Fortunately, the fix is very easy – just handle /_ah/login_required. I ripped off Nick’s OpenIdLoginHandler, only instead of offering a choice of providers using users.create_login_url, this one always redirects to Google’s OpenId provider page. With this fix, admins are able to go directly from a not-logged-in state to any admin required page.

class OpenIdLoginHandler(webapp2.RequestHandler):
    def get(self):
        continue_url = self.request.GET.get('continue')
        login_url = users.create_login_url(dest_url=continue_url)

        self.redirect(login_url)        

...

handlers = [ ...
    ('/_ah/login_required$', OpenIdLoginHandler),
    ... ]

Using Other Providers

With the above solution, LibraryHippo’s authentication system has the same functionality as before – users can login with a Google account. It’s time to add support for other OpenID providers.

username.myopenid.com

I added a custom provider picker page as Nick suggested, and tried to login with my myOpenID account, with my vanity URL as provider – blair.conrad.myopenid.com. The redirect to MyOpenID worked just as it should, and once I was authenticated, I landed back at LibraryHippo, at the “family creation” page, since LibraryHippo recognized me as a newly-authenticated user, with no history.

myopenid.com

Buoyed by my success, I tried again, this time using the “direct provider federated identity” MyOpenID url – myopenid.com. It was a complete disaster.

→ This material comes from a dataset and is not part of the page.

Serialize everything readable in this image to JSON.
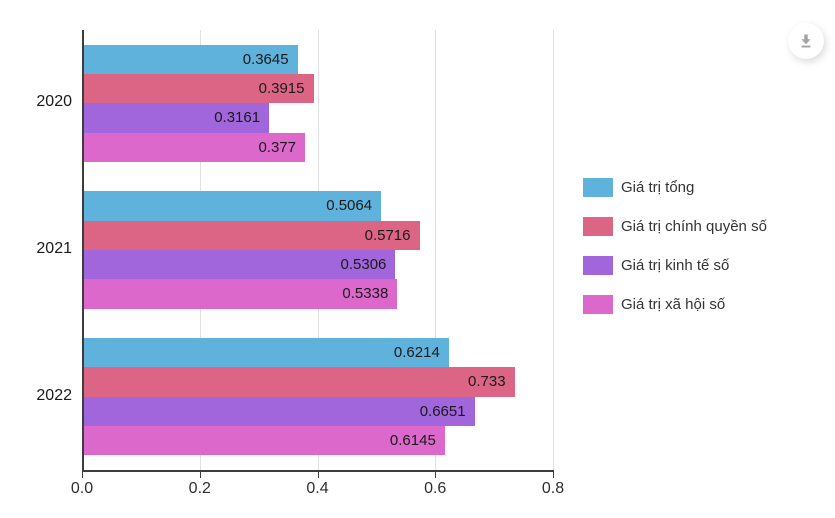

Error: Server Error  The server encountered an error and could not complete your request. If the problem persists, please report your problem and mention this error message and the query that caused it.

Once MyOpenID had confirmed my identity, and I was redirected back to the LibraryHippo application, App Engine threw a 500 Server Error. There’s nothing in the logs – just the horrible error on the screen. In desperation, I stripped down my login handler to the bare minimum, using the example at Using Federated Authentication via OpenID in Google App Engine as my guide. I ended up with this class that reproduces the problem:

class TryLogin(webapp2.RequestHandler):
    def get(self):
        providers = {
            'Google'   : 'www.google.com/accounts/o8/id',
            'MyOpenID' : 'myopenid.com',
            'Blair Conrad\'s MyOpenID' : 'blair.conrad.myopenid.com',
            'Blair Conrad\'s WordPress' : 'blairconrad.wordpress.com',
            'Yahoo' : 'yahoo.com',
            'StackExchange': 'openid.stackexchange.com',
            }
        
        user = users.get_current_user()
        if user:  # signed in already
            self.response.out.write('Hello <em>%s</em>! [<a href="%s">sign out</a>]' % (
                user.nickname(), users.create_logout_url(self.request.uri)))
        else:     # let user choose authenticator
            self.response.out.write('Hello world! Sign in at: ')
            for name, uri in providers.items():
                self.response.out.write('[<a href="%s">%s</a>]' % (
                    users.create_login_url(dest_url= '/trylogin', federated_identity=uri), name))

...

handlers = [
    ('/trylogin$', TryLogin),
    ('/_ah/login_required$', OpenIdLoginHandler),
    ...
]

Interestingly, both Yahoo! and WordPress work, but StackExchange does not. If it weren’t for Yahoo!, I’d guess that it’s the direct provider federated identities that give App Engine problems (yes, Google is a direct provider, but I consider it to be an exception in any case).

Next steps

For now, I’m going to use the simple “just Google as federated ID provider” solution that I described above. It seems to work, and I’d rather see if I can find out why these providers fail before implementing an OpenID selector that excludes a few providers. Also, implementing the simple solution will allow me to experiment with federated IDs on the side, since I don’t know how e-mail will work with federated IDs, or how best to add federated users as families’ responsible parties. But that’s a story for another day.